BHA chief Julie Harrington eager to ensure unintrusive affordability checks
The British Horseracing Authority intends to ensure the affordability checks on lower-level gambling spend are as unobtrusive as proposed in the government's Gambling Act Review White Paper. The paper proposes that the threshold for these checks is £125 net loss within a month or £500 within a year and also states that the checks will be 'frictionless for customers and conducted online by credit reference agencies'. Julie Harrington, chief executive of the BHA, felt the nature of these checks was crucial to their success and that their practical implication would decide how much of an impact they would have on racing's revenue. She said: "The numbers around the less intrusive checks, the £125, are much lower (than anticipated), but it depends on the big unknown for us. "The work we will do with the Gambling Commission on behalf of the government is how unintrusive and friction-free those checks are. "The one area we want to get visibility on to see how much of a risk it is to us is those friction-free tests at the lower end of losses." Harrington was concerned that the paper's estimation of the financial losses racing will suffer as a result of the measure was an underestimation, with a total reduction in income between £8.4 and £14.9 million the predicted sum. "The government's own economic impact work is estimating between £8.4 and £14.9 million negative impact per annum," she said. "We want to work with our partners in the media rights companies to do our own economic check on those numbers. We're a little concerned that it might be an underestimation."
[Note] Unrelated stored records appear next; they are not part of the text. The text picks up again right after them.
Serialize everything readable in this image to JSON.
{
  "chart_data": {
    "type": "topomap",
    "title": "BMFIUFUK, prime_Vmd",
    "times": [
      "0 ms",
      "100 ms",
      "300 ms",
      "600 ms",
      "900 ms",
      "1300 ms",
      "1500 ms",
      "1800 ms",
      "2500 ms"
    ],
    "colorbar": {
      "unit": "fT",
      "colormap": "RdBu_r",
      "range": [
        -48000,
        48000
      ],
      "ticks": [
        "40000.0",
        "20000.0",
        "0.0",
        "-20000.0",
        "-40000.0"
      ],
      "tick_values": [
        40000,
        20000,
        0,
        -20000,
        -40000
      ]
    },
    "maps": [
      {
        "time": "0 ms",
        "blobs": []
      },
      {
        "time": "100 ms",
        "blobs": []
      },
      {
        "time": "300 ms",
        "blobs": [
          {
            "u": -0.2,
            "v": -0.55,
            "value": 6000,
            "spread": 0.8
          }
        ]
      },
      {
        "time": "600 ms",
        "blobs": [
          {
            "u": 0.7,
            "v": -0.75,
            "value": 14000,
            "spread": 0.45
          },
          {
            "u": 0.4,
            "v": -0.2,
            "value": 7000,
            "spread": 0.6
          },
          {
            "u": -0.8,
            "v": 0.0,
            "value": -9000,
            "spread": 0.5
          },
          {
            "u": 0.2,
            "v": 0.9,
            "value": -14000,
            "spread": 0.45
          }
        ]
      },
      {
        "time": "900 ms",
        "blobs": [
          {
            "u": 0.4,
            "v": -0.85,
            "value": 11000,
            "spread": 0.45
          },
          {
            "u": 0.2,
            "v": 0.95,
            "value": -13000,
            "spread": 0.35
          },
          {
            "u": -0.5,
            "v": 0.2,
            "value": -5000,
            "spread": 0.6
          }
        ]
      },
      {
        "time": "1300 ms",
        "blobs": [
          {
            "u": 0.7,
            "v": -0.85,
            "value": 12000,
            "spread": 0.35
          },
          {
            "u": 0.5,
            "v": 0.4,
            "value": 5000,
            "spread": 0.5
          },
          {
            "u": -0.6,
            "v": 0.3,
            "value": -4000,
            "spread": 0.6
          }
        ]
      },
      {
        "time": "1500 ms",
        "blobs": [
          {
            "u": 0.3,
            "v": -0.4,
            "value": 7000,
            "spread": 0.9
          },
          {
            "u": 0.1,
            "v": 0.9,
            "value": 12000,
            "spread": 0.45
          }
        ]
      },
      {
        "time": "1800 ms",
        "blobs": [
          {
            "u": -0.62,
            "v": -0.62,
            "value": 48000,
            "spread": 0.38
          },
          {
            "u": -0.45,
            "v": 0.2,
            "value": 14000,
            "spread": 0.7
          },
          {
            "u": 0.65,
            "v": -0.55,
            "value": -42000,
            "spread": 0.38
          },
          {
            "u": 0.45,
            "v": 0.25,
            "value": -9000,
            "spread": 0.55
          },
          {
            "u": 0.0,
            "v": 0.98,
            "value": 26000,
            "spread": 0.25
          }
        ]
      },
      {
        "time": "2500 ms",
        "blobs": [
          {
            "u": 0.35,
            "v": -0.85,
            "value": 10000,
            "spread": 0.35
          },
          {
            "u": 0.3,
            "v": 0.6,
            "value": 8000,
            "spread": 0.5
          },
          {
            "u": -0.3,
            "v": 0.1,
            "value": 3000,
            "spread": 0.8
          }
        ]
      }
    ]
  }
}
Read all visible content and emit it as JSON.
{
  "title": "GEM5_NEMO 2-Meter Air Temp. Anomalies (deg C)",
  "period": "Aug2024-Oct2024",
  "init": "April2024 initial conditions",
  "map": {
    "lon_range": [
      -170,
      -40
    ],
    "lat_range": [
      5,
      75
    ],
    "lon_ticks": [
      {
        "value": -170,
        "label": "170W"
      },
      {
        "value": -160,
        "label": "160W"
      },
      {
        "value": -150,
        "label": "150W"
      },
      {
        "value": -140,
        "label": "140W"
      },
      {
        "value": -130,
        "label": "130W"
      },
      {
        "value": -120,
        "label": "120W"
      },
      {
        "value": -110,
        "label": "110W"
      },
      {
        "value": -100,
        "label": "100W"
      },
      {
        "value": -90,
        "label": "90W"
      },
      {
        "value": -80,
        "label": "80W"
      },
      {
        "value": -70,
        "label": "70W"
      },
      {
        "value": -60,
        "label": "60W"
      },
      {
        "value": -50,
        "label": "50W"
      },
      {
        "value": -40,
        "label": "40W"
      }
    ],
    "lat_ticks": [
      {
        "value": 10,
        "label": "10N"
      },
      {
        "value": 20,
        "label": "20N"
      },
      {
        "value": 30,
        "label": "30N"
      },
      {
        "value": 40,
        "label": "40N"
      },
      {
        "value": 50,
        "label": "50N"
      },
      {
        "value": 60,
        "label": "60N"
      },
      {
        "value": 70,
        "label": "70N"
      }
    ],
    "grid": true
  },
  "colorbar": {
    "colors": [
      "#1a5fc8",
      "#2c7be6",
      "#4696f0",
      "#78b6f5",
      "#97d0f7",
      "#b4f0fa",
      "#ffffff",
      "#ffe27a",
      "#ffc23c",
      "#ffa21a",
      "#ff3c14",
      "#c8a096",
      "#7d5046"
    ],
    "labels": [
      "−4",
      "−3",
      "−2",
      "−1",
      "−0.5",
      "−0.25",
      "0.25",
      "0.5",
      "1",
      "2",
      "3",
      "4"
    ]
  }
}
Another factor the BHA intend to raise with the Gambling Commission is the seasonal nature of racing gambling, with punters likely to stake and potentially lose more when the big festivals are under way. This could bring a customer who is not a habitual gambler close to the threshold for enhanced checks and the BHA has data to share to highlight these patterns among those who bet on racing. "Part of our conversations with the Gambling Commission has got to be taking into account customer behaviour and historic customer behaviour shows that people do save up for those major festivals in the same way that other people would save up for holiday," Harrington said. "We've got a huge amount of evidence on that to share with the Gambling Commission. The wording is also around net losses, so we know some of our customers might use their winnings from a major festival to fund their punting for the remainder of the year - how will those checks take that into account? "Particularly the 90-day threshold, you could still be losing money in July that you won in March. It's a detail that we need to get some context on."